Personal details
- Born: c. 1980 Democratic Republic of Sudan
- Party: Kush Democratic Majority Party
- Education: Virginia Commonwealth University
- Profession: Politician, author, human rights activist

= Bol Gai Deng =

South Sudanese activist and politician

Bol Gai Deng is a South Sudanese human rights activist, author, and politician whose work and public profile have been covered by U.S. and international media and institutions. He leads the Kush Democratic Majority Party and has announced campaigns for the presidency of South Sudan from the United States in recent election cycles.

== Early life ==
Bol Gai Deng was born into the Dinka tribe what is now South Sudan. He was kidnapped from his village at the age of seven, enslaved for four years, and eventually escaped to Egypt before resettling in the United States as a refugee.

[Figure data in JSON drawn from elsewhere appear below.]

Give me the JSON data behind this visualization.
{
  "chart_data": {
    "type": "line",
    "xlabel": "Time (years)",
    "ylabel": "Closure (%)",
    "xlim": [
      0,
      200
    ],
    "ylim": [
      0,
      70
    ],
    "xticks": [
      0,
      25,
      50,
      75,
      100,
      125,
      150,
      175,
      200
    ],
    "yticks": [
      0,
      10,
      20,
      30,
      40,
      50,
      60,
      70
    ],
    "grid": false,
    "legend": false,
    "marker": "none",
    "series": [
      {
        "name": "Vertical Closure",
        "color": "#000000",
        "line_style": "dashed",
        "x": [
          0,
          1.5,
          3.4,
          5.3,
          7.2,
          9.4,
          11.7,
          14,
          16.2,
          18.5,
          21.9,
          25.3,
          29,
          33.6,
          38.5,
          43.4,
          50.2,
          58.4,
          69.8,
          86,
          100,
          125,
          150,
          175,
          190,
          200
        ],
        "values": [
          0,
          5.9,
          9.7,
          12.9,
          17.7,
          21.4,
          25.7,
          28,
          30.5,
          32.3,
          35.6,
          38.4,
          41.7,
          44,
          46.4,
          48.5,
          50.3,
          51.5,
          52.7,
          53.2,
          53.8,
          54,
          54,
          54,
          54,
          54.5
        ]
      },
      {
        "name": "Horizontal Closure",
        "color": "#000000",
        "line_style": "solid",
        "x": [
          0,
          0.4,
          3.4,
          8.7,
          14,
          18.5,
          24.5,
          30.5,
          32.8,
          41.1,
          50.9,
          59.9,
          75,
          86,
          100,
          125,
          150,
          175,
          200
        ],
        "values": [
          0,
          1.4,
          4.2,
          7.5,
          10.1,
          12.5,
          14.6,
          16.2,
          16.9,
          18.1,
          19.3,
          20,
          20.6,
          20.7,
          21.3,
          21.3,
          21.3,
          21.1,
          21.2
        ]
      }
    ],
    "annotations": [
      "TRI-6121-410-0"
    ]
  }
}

== Education and activism ==
Deng studied at Virginia Commonwealth University (VCU), where coverage notes a course of study in political science and homeland security and describes his subsequent human rights advocacy, including organizing rallies in Washington, D.C., and outreach among refugee and immigrant communities.

== Politics ==
Deng is the leader of the Kush Democratic Majority Party and has campaigned for the presidency of South Sudan, with reporting describing his U.S.-based efforts to press for free and fair elections and to promote peace and humanitarian priorities.

== Publications ==
Deng is the author of Bol Gai Deng: Legacy of an African Freedom Fighter, a work discussed in institutional coverage of his activism and campaign.